What does this mean? The word “sensitive” can mean different things to different people. Advocates of open government are skeptical.
“We have no problem with private and trade secrets of private businesses being confidential because that’s the standard,” Deborah Fisher, executive director of the Tennessee Open Government Coalition, said in an interview Monday. “The part we don’t agree with is that literally any record in the department can be kept confidential if the commissioner deems it sensitive.”
Fisher said if the bill passes, there will be no way for anyone to appeal the commissioner’s denial of an open records request. The definition of “sensitive” is at the discretion of the commissioner, making it too subjective.
That issue may not necessarily be high on the governor’s priority list, given that he will soon introduce his controversial school voucher expansion bill, which he will undoubtedly have to spend a lot of time defending. But that doesn’t take away from the importance of Lee’s voice on the subject.
The bill, sponsored by House Majority Leader William Lambert, R-Portland, is modeled after an exemption the Tennessee Department of Economic and Community Development passed in 1988 that kept records deemed “sensitive” confidential in for five years. Administration officials said the bill is needed to help attract companies to Tennessee.
Knowledge is power
Tourism is a high priority for the governor and leaders across the state, and understandably so. Tennessee is the envy of many states for its natural beauty, attractions in all major parts of the state, and cities like Memphis, Nashville, Knoxville, and Chattanooga that offer unique experiences to visitors in and out of the state. Tourism is a mega-industry, with tourists spending an estimated $29 billion in the Volunteer State in 2023.
Yet hiding any records or documents in the department responsible for promoting the state from public view is unacceptable.
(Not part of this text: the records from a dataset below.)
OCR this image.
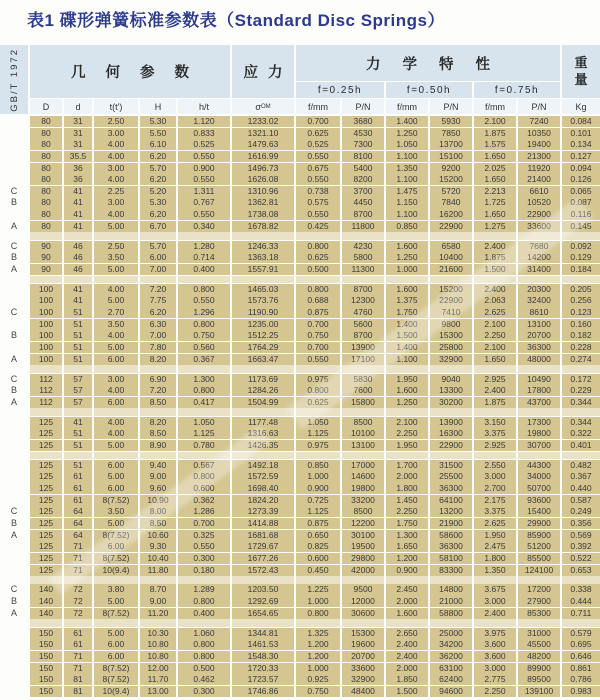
表1 碟形弹簧标准参数表（Standard Disc Springs）
GB/T 1972	几 何 参 数	应 力
力 学 特 性	重量
f=0.25h	f=0.50h	f=0.75h
D	d	t(t')	H	h/t	σ OM	f/mm	P/N	f/mm	P/N	f/mm	P/N	Kg
80	31	2.50	5.30	1.120	1233.02	0.700	3680	1.400	5930	2.100	7240	0.084
80	31	3.00	5.50	0.833	1321.10	0.625	4530	1.250	7850	1.875	10350	0.101
80	31	4.00	6.10	0.525	1479.63	0.525	7300	1.050	13700	1.575	19400	0.134
80	35.5	4.00	6.20	0.550	1616.99	0.550	8100	1.100	15100	1.650	21300	0.127
80	36	3.00	5.70	0.900	1496.73	0.675	5400	1.350	9200	2.025	11920	0.094
80	36	4.00	6.20	0.550	1626.08	0.550	8200	1.100	15200	1.650	21400	0.126
C	80	41	2.25	5.20	1.311	1310.96	0.738	3700	1.475	5720	2.213	6610	0.065
B	80	41	3.00	5.30	0.767	1362.81	0.575	4450	1.150	7840	1.725	10520	0.087
80	41	4.00	6.20	0.550	1738.08	0.550	8700	1.100	16200	1.650	22900	0.116
A	80	41	5.00	6.70	0.340	1678.82	0.425	11800	0.850	22900	1.275	33600	0.145
C	90	46	2.50	5.70	1.280	1246.33	0.800	4230	1.600	6580	2.400	7680	0.092
B	90	46	3.50	6.00	0.714	1363.18	0.625	5800	1.250	10400	1.875	14200	0.129
A	90	46	5.00	7.00	0.400	1557.91	0.500	11300	1.000	21600	1.500	31400	0.184
100	41	4.00	7.20	0.800	1465.03	0.800	8700	1.600	15200	2.400	20300	0.205
100	41	5.00	7.75	0.550	1573.76	0.688	12300	1.375	22900	2.063	32400	0.256
C	100	51	2.70	6.20	1.296	1190.90	0.875	4760	1.750	7410	2.625	8610	0.123
100	51	3.50	6.30	0.800	1235.00	0.700	5600	1.400	9800	2.100	13100	0.160
B	100	51	4.00	7.00	0.750	1512.25	0.750	8700	1.500	15300	2.250	20700	0.182
100	51	5.00	7.80	0.560	1764.29	0.700	13900	1.400	25800	2.100	36300	0.228
A	100	51	6.00	8.20	0.367	1663.47	0.550	17100	1.100	32900	1.650	48000	0.274
C	112	57	3.00	6.90	1.300	1173.69	0.975	5830	1.950	9040	2.925	10490	0.172
B	112	57	4.00	7.20	0.800	1284.26	0.800	7600	1.600	13300	2.400	17800	0.229
A	112	57	6.00	8.50	0.417	1504.99	0.625	15800	1.250	30200	1.875	43700	0.344
125	41	4.00	8.20	1.050	1177.48	1.050	8500	2.100	13900	3.150	17300	0.344
125	51	4.00	8.50	1.125	1316.63	1.125	10100	2.250	16300	3.375	19800	0.322
125	51	5.00	8.90	0.780	1426.35	0.975	13100	1.950	22900	2.925	30700	0.401
125	51	6.00	9.40	0.567	1492.18	0.850	17000	1.700	31500	2.550	44300	0.482
125	61	5.00	9.00	0.800	1572.59	1.000	14600	2.000	25500	3.000	34000	0.367
125	61	6.00	9.60	0.600	1698.40	0.900	19800	1.800	36300	2.700	50700	0.440
125	61	8(7.52)	10.90	0.362	1824.20	0.725	33200	1.450	64100	2.175	93600	0.587
C	125	64	3.50	8.00	1.286	1273.39	1.125	8500	2.250	13200	3.375	15400	0.249
B	125	64	5.00	8.50	0.700	1414.88	0.875	12200	1.750	21900	2.625	29900	0.356
A	125	64	8(7.52)	10.60	0.325	1681.68	0.650	30100	1.300	58600	1.950	85900	0.569
125	71	6.00	9.30	0.550	1729.67	0.825	19500	1.650	36300	2.475	51200	0.392
125	71	8(7.52)	10.40	0.300	1677.26	0.600	29800	1.200	58100	1.800	85500	0.522
125	71	10(9.4)	11.80	0.180	1572.43	0.450	42000	0.900	83300	1.350	124100	0.653
C	140	72	3.80	8.70	1.289	1203.50	1.225	9500	2.450	14800	3.675	17200	0.338
B	140	72	5.00	9.00	0.800	1292.69	1.000	12000	2.000	21000	3.000	27900	0.444
A	140	72	8(7.52)	11.20	0.400	1654.65	0.800	30600	1.600	58800	2.400	85300	0.711
150	61	5.00	10.30	1.060	1344.81	1.325	15300	2.650	25000	3.975	31000	0.579
150	61	6.00	10.80	0.800	1461.53	1.200	19600	2.400	34200	3.600	45500	0.695
150	71	6.00	10.80	0.800	1548.30	1.200	20700	2.400	36200	3.600	48200	0.646
150	71	8(7.52)	12.00	0.500	1720.33	1.000	33600	2.000	63100	3.000	89900	0.861
150	81	8(7.52)	11.70	0.462	1723.57	0.925	32900	1.850	62400	2.775	89500	0.786
150	81	10(9.4)	13.00	0.300	1746.86	0.750	48400	1.500	94600	2.250	139100	0.983
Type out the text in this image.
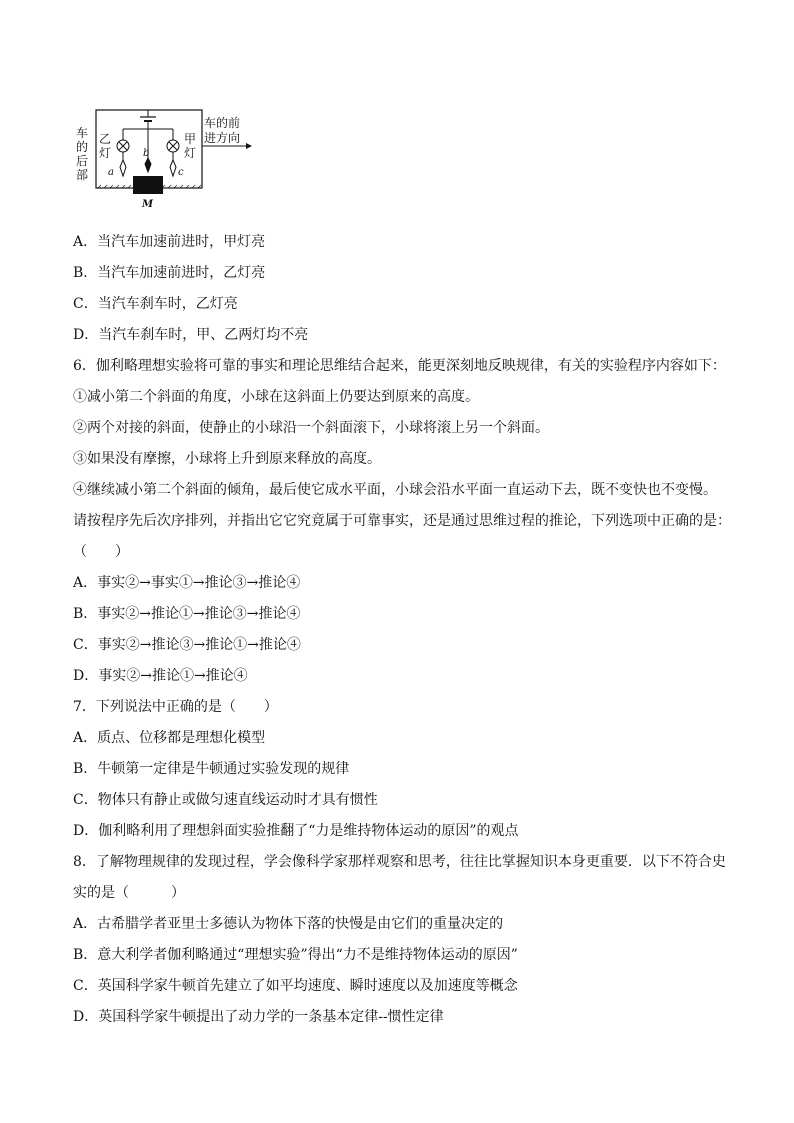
车
的
后
部
乙
灯
甲
灯
a
b
c
M
车的前
进方向
A．当汽车加速前进时，甲灯亮
B．当汽车加速前进时，乙灯亮
C．当汽车刹车时，乙灯亮
D．当汽车刹车时，甲、乙两灯均不亮
6．伽利略理想实验将可靠的事实和理论思维结合起来，能更深刻地反映规律，有关的实验程序内容如下：
①减小第二个斜面的角度，小球在这斜面上仍要达到原来的高度。
②两个对接的斜面，使静止的小球沿一个斜面滚下，小球将滚上另一个斜面。
③如果没有摩擦，小球将上升到原来释放的高度。
④继续减小第二个斜面的倾角，最后使它成水平面，小球会沿水平面一直运动下去，既不变快也不变慢。
请按程序先后次序排列，并指出它它究竟属于可靠事实，还是通过思维过程的推论，下列选项中正确的是：
（　　）
A．事实②→事实①→推论③→推论④
B．事实②→推论①→推论③→推论④
C．事实②→推论③→推论①→推论④
D．事实②→推论①→推论④
7．下列说法中正确的是（　　）
A．质点、位移都是理想化模型
B．牛顿第一定律是牛顿通过实验发现的规律
C．物体只有静止或做匀速直线运动时才具有惯性
D．伽利略利用了理想斜面实验推翻了“力是维持物体运动的原因”的观点
8．了解物理规律的发现过程，学会像科学家那样观察和思考，往往比掌握知识本身更重要．以下不符合史
实的是（　　　）
A．古希腊学者亚里士多德认为物体下落的快慢是由它们的重量决定的
B．意大利学者伽利略通过“理想实验”得出“力不是维持物体运动的原因”
C．英国科学家牛顿首先建立了如平均速度、瞬时速度以及加速度等概念
D．英国科学家牛顿提出了动力学的一条基本定律--惯性定律
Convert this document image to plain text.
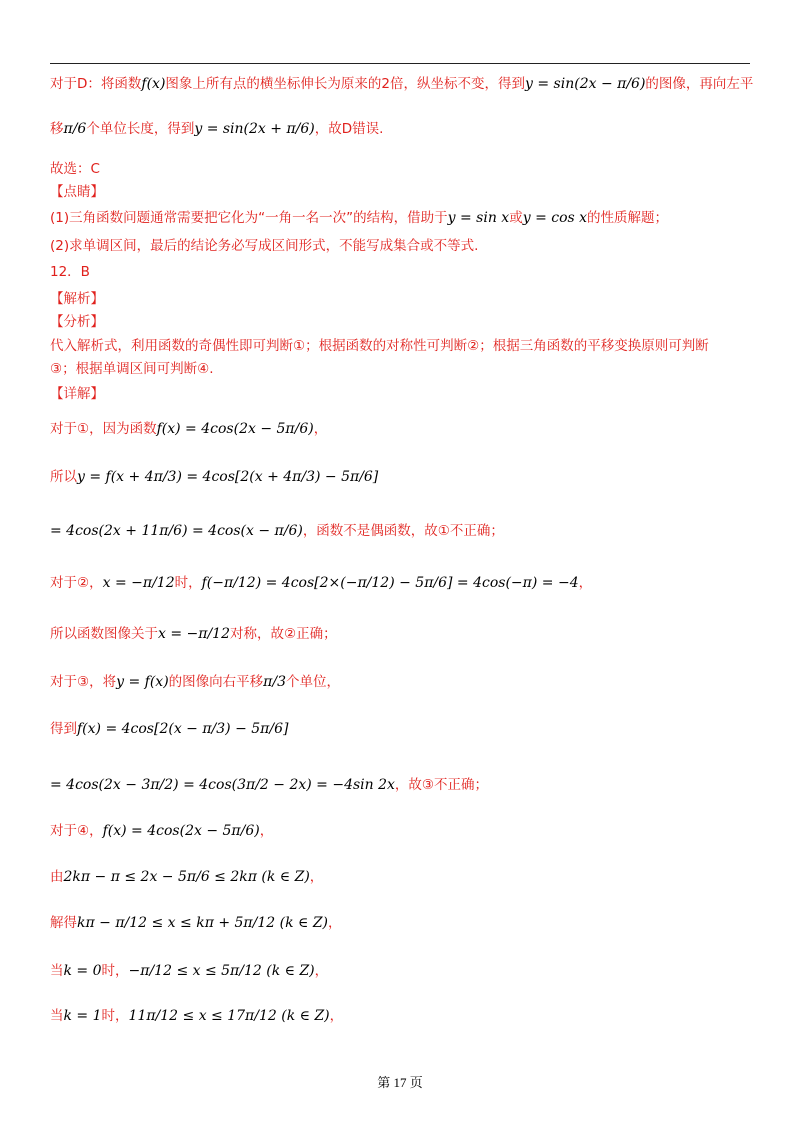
对于D：将函数f(x)图象上所有点的横坐标伸长为原来的2倍，纵坐标不变，得到y = sin(2x − π/6)的图像，再向左平
移π/6个单位长度，得到y = sin(2x + π/6)，故D错误.
故选：C
【点睛】
(1)三角函数问题通常需要把它化为“一角一名一次”的结构，借助于y = sin x或y = cos x的性质解题；
(2)求单调区间，最后的结论务必写成区间形式，不能写成集合或不等式.
12．B
【解析】
【分析】
代入解析式，利用函数的奇偶性即可判断①；根据函数的对称性可判断②；根据三角函数的平移变换原则可判断
③；根据单调区间可判断④.
【详解】
对于①，因为函数f(x) = 4cos(2x − 5π/6)，
所以y = f(x + 4π/3) = 4cos[2(x + 4π/3) − 5π/6]
= 4cos(2x + 11π/6) = 4cos(x − π/6)，函数不是偶函数，故①不正确；
对于②，x = −π/12时，f(−π/12) = 4cos[2×(−π/12) − 5π/6] = 4cos(−π) = −4，
所以函数图像关于x = −π/12对称，故②正确；
对于③，将y = f(x)的图像向右平移π/3个单位，
得到f(x) = 4cos[2(x − π/3) − 5π/6]
= 4cos(2x − 3π/2) = 4cos(3π/2 − 2x) = −4sin 2x，故③不正确；
对于④，f(x) = 4cos(2x − 5π/6)，
由2kπ − π ≤ 2x − 5π/6 ≤ 2kπ (k ∈ Z)，
解得kπ − π/12 ≤ x ≤ kπ + 5π/12 (k ∈ Z)，
当k = 0时，−π/12 ≤ x ≤ 5π/12 (k ∈ Z)，
当k = 1时，11π/12 ≤ x ≤ 17π/12 (k ∈ Z)，
第 17 页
Here’s an example of what might never have seen the light of day if this bill had passed into law: According to documents obtained through a public records request, the Department of Tourism Development paid about $11,000 to at least 11 local influencers individuals to post on Instagram, Facebook and TikTok are promoting a $2.5 million program in 2021 to give away $250 worth of air travel vouchers to people to visit the state.
The release of information about this Lee administration initiative would be left up to the department’s commissioner and the attorney general, according to Fisher.
What are the chances that they will approve the release of this information?
The public has a right to know how public money is being used on their behalf. And the public certainly has a right to know how that money is being used to attract visitors who flock to their cities for entertainment, conventions, etc. The public must be kept informed. This bill will undermine the people, period.
Keeping information about one of Tennessee’s leading industries out of the public eye is insulting and reflects the contempt that at least some legislators and state leaders have for their constituents.
Take this effort to blackout government business seriously. Tourism is powered by people, both tourists and taxpayers, and so everything should be on the table.